Thorough preoperative examinations are performed to assess your eligibility for getting dental implants, consisting of:

  • Blood test
  • Check / treatment of systemic diseases like diabetes and blood pressure
  • Mouth examination
  • Bite check and condition of the gum ridge to determine the size and position of the implants.
  • Check for gum disease, tooth decay, and biting anomalies, if any.
  • X-ray examination to determine bone height in the gum.
  • Computer aided tomography (CT) is an x-ray examination procedure which generates 3-D images and helps in planning the implant sizes, positions and angulations.
  • Preparations before implant treatment
    • Treatment of gum disease and tooth decay of teeth which are to be kept.
    • Correction of bite and prevention of bruxism (teeth grinding and clenching habits)
  • Preparative surgery:
    • Extraction of unwanted teeth (in case of full dentures)
    • Bone grafting where necessary
    • Gum grafting where necessary

The patient will need to observe the following

  • Lifestyle changes
    • Give up (gradually, if necessary) drinking and/or smoking. It will speed up recovery and prolong the life of the implants.
  • Get rid of any cold, fever, or any other underlying medical or dental illness that may hamper implant healing and ossoeintegration. You cannot be considered for getting dental implants, unless you are completely physically fit.

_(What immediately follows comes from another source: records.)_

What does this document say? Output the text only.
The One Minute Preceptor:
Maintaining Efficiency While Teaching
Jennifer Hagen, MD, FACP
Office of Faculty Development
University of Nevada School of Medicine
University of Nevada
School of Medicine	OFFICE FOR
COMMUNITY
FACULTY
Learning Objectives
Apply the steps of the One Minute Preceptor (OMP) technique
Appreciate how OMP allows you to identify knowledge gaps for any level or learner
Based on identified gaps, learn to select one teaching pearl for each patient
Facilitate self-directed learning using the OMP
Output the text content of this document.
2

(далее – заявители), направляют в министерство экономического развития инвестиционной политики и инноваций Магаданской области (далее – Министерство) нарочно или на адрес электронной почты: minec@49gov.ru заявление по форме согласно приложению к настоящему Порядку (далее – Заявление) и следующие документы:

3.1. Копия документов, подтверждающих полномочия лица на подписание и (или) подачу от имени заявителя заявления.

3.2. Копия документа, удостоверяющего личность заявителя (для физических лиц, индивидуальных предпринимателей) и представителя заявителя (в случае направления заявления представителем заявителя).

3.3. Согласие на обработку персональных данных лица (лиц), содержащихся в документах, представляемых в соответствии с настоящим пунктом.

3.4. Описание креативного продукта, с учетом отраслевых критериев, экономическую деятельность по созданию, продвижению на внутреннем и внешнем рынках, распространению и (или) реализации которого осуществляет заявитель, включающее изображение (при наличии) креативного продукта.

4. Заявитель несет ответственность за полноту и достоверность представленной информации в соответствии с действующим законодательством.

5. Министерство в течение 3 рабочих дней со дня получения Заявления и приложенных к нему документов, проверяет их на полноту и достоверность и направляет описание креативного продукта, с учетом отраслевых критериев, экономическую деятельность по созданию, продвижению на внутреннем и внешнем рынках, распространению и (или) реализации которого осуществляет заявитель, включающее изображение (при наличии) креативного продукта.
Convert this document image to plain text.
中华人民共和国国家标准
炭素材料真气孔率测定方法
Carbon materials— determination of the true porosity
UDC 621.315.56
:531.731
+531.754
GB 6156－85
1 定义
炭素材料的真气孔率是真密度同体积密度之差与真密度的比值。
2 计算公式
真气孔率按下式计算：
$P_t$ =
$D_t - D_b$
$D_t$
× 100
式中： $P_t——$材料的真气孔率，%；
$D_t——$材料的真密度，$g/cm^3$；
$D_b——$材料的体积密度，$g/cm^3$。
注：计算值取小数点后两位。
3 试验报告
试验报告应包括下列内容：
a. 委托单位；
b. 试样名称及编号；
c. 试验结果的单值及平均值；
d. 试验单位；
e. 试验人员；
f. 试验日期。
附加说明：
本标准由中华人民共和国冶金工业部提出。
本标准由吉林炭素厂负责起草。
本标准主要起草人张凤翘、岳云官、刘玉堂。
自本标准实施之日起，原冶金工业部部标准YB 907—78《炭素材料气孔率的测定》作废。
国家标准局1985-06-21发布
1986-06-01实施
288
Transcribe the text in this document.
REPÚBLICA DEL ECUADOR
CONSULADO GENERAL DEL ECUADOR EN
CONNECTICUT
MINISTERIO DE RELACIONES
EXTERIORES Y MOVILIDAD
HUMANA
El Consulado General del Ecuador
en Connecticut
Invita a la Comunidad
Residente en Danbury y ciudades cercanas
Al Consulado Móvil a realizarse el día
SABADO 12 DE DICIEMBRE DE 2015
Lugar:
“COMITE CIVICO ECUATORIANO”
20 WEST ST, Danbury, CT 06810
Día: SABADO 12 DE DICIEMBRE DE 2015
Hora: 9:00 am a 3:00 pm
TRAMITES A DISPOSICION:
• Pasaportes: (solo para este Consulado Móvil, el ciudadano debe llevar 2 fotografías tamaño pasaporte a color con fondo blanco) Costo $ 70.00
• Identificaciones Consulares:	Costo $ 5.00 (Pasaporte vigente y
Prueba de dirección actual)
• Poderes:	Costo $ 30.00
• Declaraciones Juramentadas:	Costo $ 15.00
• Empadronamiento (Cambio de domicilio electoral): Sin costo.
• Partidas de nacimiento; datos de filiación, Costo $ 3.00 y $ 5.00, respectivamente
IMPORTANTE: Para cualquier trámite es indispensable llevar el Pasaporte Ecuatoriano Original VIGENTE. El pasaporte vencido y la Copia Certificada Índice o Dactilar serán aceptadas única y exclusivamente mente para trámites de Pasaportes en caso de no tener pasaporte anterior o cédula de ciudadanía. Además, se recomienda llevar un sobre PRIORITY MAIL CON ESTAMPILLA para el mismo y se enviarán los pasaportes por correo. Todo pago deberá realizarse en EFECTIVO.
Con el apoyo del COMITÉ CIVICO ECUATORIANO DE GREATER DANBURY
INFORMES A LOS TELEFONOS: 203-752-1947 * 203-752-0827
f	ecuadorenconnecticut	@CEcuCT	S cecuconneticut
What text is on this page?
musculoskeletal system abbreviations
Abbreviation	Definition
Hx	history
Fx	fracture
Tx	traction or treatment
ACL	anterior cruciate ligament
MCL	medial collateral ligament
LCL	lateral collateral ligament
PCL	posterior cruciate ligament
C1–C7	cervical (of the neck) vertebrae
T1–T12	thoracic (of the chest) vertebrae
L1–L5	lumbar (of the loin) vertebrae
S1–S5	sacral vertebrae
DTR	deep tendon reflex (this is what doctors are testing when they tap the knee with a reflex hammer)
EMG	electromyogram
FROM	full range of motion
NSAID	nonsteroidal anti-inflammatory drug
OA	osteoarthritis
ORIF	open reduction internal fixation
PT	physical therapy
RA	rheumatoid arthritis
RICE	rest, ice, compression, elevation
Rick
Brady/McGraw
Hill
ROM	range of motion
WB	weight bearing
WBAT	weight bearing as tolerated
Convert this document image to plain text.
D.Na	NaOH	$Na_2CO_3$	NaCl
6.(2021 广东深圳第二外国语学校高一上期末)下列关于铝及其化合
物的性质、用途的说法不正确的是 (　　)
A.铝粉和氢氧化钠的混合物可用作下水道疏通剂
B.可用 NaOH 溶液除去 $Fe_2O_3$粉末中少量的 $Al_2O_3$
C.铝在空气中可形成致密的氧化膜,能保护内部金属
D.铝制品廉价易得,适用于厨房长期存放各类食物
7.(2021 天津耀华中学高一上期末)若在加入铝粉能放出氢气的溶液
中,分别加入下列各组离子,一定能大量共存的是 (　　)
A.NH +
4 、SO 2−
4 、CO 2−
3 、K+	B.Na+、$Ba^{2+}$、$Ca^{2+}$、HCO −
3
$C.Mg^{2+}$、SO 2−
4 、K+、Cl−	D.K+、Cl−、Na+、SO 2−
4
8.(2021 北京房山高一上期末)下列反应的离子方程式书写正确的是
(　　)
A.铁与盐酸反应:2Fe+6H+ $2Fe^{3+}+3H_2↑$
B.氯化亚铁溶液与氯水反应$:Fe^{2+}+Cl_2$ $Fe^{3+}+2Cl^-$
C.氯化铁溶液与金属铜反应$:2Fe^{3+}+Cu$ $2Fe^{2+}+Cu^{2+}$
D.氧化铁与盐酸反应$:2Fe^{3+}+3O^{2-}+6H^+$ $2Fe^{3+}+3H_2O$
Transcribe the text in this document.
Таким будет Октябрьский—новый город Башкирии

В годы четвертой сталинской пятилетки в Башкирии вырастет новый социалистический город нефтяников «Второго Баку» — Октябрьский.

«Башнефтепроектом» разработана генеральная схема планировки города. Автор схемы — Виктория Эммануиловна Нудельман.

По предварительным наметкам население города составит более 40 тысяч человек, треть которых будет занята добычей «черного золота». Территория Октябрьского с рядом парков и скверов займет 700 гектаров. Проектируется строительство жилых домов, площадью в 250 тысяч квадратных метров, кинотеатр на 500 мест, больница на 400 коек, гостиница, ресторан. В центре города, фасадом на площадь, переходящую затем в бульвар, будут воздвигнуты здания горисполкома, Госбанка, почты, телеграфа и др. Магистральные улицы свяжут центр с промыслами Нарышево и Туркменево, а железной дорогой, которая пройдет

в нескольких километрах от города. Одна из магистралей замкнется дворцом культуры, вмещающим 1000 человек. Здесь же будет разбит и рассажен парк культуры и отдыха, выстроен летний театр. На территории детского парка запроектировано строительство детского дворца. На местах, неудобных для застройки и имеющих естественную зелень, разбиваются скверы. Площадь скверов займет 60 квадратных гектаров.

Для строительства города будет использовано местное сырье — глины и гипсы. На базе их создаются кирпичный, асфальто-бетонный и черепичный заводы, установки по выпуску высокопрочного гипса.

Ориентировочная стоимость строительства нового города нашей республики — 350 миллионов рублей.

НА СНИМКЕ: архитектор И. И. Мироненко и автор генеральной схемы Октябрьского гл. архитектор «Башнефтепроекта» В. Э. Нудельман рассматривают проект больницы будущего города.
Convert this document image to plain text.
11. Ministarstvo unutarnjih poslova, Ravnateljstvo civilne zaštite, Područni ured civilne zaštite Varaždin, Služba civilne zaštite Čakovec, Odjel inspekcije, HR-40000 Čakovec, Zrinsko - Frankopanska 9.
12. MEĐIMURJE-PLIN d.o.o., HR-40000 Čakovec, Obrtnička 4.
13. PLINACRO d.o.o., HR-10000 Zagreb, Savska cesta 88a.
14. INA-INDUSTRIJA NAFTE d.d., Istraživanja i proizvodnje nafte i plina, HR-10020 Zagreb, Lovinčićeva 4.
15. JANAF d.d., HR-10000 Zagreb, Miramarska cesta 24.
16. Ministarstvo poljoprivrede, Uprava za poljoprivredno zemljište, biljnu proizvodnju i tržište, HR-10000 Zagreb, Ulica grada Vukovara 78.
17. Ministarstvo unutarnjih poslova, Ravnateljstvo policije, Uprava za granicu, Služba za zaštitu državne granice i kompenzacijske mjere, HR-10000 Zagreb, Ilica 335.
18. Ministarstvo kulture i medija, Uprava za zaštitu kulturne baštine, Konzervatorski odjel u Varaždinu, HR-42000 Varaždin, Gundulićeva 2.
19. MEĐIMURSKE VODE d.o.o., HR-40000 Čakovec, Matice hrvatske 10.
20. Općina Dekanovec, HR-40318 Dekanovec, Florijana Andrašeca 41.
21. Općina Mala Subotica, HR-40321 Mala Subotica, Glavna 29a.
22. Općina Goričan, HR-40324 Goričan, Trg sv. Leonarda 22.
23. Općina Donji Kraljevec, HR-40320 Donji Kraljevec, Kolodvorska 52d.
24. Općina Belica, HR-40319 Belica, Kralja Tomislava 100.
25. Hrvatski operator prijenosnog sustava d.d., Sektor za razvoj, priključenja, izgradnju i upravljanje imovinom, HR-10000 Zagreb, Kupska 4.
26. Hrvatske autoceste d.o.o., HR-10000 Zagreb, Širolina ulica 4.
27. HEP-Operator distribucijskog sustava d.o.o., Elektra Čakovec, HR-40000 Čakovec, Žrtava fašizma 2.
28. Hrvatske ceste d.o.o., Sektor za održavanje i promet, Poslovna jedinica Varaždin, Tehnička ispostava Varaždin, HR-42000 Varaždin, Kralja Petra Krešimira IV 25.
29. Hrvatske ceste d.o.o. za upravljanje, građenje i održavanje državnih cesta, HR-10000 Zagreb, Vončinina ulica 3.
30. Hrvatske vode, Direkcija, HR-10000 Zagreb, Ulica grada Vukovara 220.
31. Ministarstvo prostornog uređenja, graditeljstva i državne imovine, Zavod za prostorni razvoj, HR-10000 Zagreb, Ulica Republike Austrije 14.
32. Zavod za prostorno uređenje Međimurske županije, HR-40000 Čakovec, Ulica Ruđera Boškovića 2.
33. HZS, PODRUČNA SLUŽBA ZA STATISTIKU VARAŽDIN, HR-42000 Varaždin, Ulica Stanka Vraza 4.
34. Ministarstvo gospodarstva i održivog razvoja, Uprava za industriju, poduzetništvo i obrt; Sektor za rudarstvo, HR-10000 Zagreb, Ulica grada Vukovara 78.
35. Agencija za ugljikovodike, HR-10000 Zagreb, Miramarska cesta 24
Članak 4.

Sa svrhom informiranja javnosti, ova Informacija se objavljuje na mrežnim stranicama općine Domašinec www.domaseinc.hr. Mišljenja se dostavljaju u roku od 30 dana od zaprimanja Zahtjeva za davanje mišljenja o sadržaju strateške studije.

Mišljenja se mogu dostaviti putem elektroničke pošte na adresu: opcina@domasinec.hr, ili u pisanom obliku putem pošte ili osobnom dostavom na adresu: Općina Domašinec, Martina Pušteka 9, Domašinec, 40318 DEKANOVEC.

Can I get more information on Nobel Biocare All-on-4 dental implants?

Yes of course. Click on our All-on-4 dental implants article to find out more about Nobel Biocare's All-on-four treatment concept!

I have tried to include everything that you need to know about dental implants. I hope that the information provided to you in this article is useful and you understand better what will be good for you. Please note that these are just guidelines. You should trust your dentist that, he or she will decide what’s best for you. The purpose of this post is to provide an overview of what dental implants are, how they work and how can they be used.